In re Caremark Int’l – 698 A.2d 959 (Del. Ch. 1996)
“A consolidated derivative action on behalf of Caremark International, Inc. (“Caremark”) involving claims that the members of Caremark’s board of directors breached their fiduciary duty of care to Caremark in connection with alleged violations by Caremark employees of federal and state laws and regulations applicable to health care providers. The non-compliance resulted in punitive fines totalling approx. $250 million.

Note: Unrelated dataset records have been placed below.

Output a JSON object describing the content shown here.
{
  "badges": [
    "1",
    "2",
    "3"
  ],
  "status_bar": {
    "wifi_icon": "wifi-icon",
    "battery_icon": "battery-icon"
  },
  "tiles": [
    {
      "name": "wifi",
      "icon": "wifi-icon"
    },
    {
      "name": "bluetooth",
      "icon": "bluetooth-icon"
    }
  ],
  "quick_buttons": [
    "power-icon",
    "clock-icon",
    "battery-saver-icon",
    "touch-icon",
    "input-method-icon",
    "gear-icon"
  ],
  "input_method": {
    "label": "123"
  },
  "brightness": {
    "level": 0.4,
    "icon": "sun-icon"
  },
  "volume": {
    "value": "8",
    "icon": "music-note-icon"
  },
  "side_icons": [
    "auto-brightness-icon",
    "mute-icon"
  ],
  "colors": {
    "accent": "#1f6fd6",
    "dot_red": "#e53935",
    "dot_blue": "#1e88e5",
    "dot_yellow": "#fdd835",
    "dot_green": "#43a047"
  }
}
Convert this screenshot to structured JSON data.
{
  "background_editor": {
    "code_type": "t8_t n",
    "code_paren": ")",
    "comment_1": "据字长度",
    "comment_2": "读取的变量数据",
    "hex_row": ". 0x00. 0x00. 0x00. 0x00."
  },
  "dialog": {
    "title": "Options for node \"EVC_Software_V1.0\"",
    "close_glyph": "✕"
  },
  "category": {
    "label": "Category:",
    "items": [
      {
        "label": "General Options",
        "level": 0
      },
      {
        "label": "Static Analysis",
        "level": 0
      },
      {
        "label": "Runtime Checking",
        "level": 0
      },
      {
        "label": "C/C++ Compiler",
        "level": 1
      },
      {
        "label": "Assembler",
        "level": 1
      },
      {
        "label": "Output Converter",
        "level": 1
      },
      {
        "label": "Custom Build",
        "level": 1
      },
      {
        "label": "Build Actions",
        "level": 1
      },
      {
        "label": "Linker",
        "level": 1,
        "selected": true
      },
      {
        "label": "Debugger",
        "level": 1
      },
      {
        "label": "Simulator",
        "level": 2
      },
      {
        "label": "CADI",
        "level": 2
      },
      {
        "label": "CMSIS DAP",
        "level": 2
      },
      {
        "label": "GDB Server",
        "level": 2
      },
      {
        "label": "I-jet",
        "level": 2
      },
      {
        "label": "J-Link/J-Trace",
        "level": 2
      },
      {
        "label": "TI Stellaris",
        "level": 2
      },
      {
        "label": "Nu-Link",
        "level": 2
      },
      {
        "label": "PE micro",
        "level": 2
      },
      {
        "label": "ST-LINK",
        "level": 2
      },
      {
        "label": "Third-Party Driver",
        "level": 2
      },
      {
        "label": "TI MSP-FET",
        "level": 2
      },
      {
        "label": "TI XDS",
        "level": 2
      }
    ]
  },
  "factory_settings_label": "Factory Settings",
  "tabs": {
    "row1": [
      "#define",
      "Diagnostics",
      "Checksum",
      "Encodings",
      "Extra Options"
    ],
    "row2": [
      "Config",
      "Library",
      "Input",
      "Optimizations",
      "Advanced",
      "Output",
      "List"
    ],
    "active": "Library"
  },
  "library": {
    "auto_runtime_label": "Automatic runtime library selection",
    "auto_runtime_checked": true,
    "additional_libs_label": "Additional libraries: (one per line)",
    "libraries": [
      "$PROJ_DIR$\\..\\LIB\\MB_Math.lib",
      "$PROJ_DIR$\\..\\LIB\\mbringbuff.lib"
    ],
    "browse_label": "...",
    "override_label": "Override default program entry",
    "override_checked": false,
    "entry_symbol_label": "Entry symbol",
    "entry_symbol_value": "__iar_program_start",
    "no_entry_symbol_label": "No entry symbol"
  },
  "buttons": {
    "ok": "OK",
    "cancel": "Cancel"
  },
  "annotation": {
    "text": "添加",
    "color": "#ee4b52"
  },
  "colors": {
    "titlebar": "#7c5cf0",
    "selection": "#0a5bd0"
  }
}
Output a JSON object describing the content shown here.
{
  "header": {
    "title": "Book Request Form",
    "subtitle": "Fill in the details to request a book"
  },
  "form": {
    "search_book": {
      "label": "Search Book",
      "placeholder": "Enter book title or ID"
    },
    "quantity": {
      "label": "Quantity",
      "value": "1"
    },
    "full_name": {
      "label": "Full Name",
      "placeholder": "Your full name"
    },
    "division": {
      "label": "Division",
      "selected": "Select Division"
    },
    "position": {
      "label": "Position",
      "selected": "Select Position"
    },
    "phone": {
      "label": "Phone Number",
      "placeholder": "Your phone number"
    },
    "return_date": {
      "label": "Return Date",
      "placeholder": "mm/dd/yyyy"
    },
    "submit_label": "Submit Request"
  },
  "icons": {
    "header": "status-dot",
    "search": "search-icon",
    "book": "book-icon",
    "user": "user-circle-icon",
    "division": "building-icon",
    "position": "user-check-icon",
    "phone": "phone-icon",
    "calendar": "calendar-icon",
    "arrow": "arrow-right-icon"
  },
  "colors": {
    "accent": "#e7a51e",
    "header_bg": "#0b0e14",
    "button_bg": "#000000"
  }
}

“Recall for example the displacement of senior management and much of the board of Salomon, Inc.; the replacement of senior management of Kidder, Peabody following the discovery of large trading losses resulting from phantom trades by a highly compensated trader; or the extensive financial loss and reputational injury suffered by Prudential Insurance as a result its junior officers misrepresentations in connection with the distribution of limited partnership interests. Financial and organizational disasters such as these raise the question, what is the board’s responsibility with respect to the organization and monitoring of the enterprise to assure that the corporation functions within the law to achieve its purposes?
“In 1963, the Delaware Supreme Court in Graham v. Allis-Chalmers Mfg. Co., addressed the question of potential liability of board members for losses experienced by the corporation as a result of the corporation having violated the anti-trust laws of the United States. There was no claim in that case that the directors knew about the behavior of subordinate employees of the corporation that had resulted in the liability. Rather, as in this case, the claim asserted was that the directors ought to have known of it and if they had known they would have been under a duty to bring the corporation into compliance with the law and thus save the corporation from the loss. The Delaware Supreme Court concluded that, under the facts as they appeared, there was no basis to find that the directors had breached a duty to be informed of the ongoing operations of the firm. In notably colorful terms, the court stated that “absent cause for suspicion there is no duty upon the directors to install and operate a corporate system of espionage to ferret out wrongdoing which they have no reason to suspect exists.” The Court found that there were no grounds for suspicion in that case and, thus, concluded that the directors were blamelessly unaware of the conduct leading to the corporate liability.
Graham v. Allis-Chalmers does not mean that a corporate board has no responsibility to assure that appropriate information and reporting systems are established by management. “[I]n recent years the Delaware Supreme Court has made it clear-especially in its jurisprudence concerning takeovers, from Smith v. Van Gorkom through Paramount Communications v. QVC -the seriousness with which the corporation law views the role of the corporate board. [R]elevant and timely information is an essential predicate for satisfaction of the board’s supervisory and monitoring role under Section 141 of the Delaware General Corporation Law.
“Failure to monitor: Generally where a claim of directorial liability for corporate loss is predicated upon ignorance of liability-creating activities within the corporation, as in Graham or in this case . . . only a sustained or systematic failure of the board to exercise oversight-such as an utter failure to attempt to assure a reasonable information and reporting system exists-will establish the lack of good faith that is a necessary condition to liability. Such a test of liability-lack of good faith as evidenced by sustained or systematic failure of a director to exercise reasonable oversight-is quite high.”